若菜 その一八五
紫の上はいつも邸のうちで四季折々に催される風雅な音楽の遊びを朝夕聞き馴れて見馴れていたが、邸の外での見物はせず、ましてこうした都の外への旅行はまだ初めての経験なので、すべてのことが珍しく、面白く感じられるのだった。
住の江の松に夜ぶかく置く霜は
神のかけたる木綿鬘かも
という紫の上の歌は小野篁が比良の山の雪を木綿鬘にたとえて<比良の山さえ木綿鬘せり>と詠んだ雪の朝の景色を想像になると、この祭りを住吉の神が嘉納した証の霜かと思われて、ますます頼もしく思う。
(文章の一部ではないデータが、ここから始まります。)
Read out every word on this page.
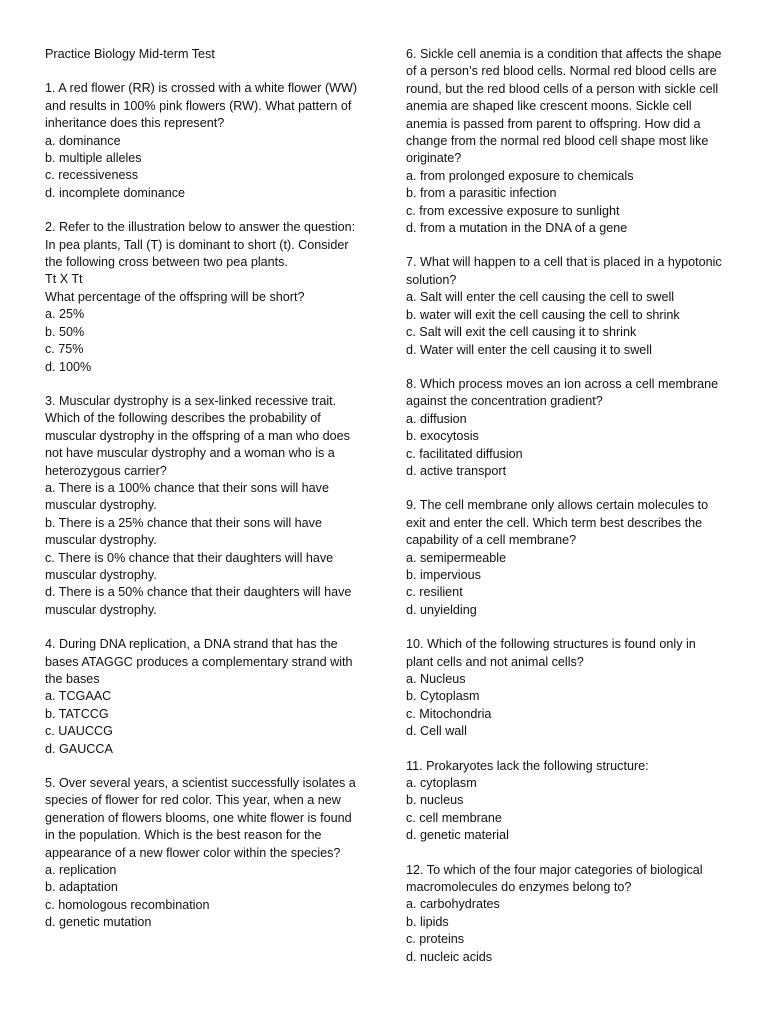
Practice Biology Mid-term Test

1. A red flower (RR) is crossed with a white flower (WW) and results in 100% pink flowers (RW). What pattern of inheritance does this represent?

a. dominance
b. multiple alleles
c. recessiveness
d. incomplete dominance

2. Refer to the illustration below to answer the question: In pea plants, Tall (T) is dominant to short (t). Consider the following cross between two pea plants.

Tt X Tt

What percentage of the offspring will be short?

a. 25%
b. 50%
c. 75%
d. 100%

3. Muscular dystrophy is a sex-linked recessive trait. Which of the following describes the probability of muscular dystrophy in the offspring of a man who does not have muscular dystrophy and a woman who is a heterozygous carrier?

a. There is a 100% chance that their sons will have muscular dystrophy.
b. There is a 25% chance that their sons will have muscular dystrophy.
c. There is 0% chance that their daughters will have muscular dystrophy.
d. There is a 50% chance that their daughters will have muscular dystrophy.

4. During DNA replication, a DNA strand that has the bases ATAGGC produces a complementary strand with the bases

a. TCGAAC
b. TATCCG
c. UAUCCG
d. GAUCCA

5. Over several years, a scientist successfully isolates a species of flower for red color. This year, when a new generation of flowers blooms, one white flower is found in the population. Which is the best reason for the appearance of a new flower color within the species?

a. replication
b. adaptation
c. homologous recombination
d. genetic mutation

6. Sickle cell anemia is a condition that affects the shape of a person’s red blood cells. Normal red blood cells are round, but the red blood cells of a person with sickle cell anemia are shaped like crescent moons. Sickle cell anemia is passed from parent to offspring. How did a change from the normal red blood cell shape most like originate?

a. from prolonged exposure to chemicals
b. from a parasitic infection
c. from excessive exposure to sunlight
d. from a mutation in the DNA of a gene

7. What will happen to a cell that is placed in a hypotonic solution?

a. Salt will enter the cell causing the cell to swell
b. water will exit the cell causing the cell to shrink
c. Salt will exit the cell causing it to shrink
d. Water will enter the cell causing it to swell

8. Which process moves an ion across a cell membrane against the concentration gradient?

a. diffusion
b. exocytosis
c. facilitated diffusion
d. active transport

9. The cell membrane only allows certain molecules to exit and enter the cell. Which term best describes the capability of a cell membrane?

a. semipermeable
b. impervious
c. resilient
d. unyielding

10. Which of the following structures is found only in plant cells and not animal cells?

a. Nucleus
b. Cytoplasm
c. Mitochondria
d. Cell wall

11. Prokaryotes lack the following structure:

a. cytoplasm
b. nucleus
c. cell membrane
d. genetic material

12. To which of the four major categories of biological macromolecules do enzymes belong to?

a. carbohydrates
b. lipids
c. proteins
d. nucleic acids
明石の女御は、
神人の手にとりもたる榊葉に
木綿かけそふるふかき夜の霜
と詠んだ。紫の上の女房の中務の君も、
祝子が木綿うちまがひ置く霜は
げにいちじるき神のしるしか
と詠み、つづいて次々数知れず詠まれたが、何もいちいち覚えておくこともないだろう。こうした場合の歌はいつもは得意らしく詠む殿方も、案外出来栄えがぱっとしないで、「松の千歳」といった決まり文句よりほかの新しい趣向もないので、書き記しのも面倒である。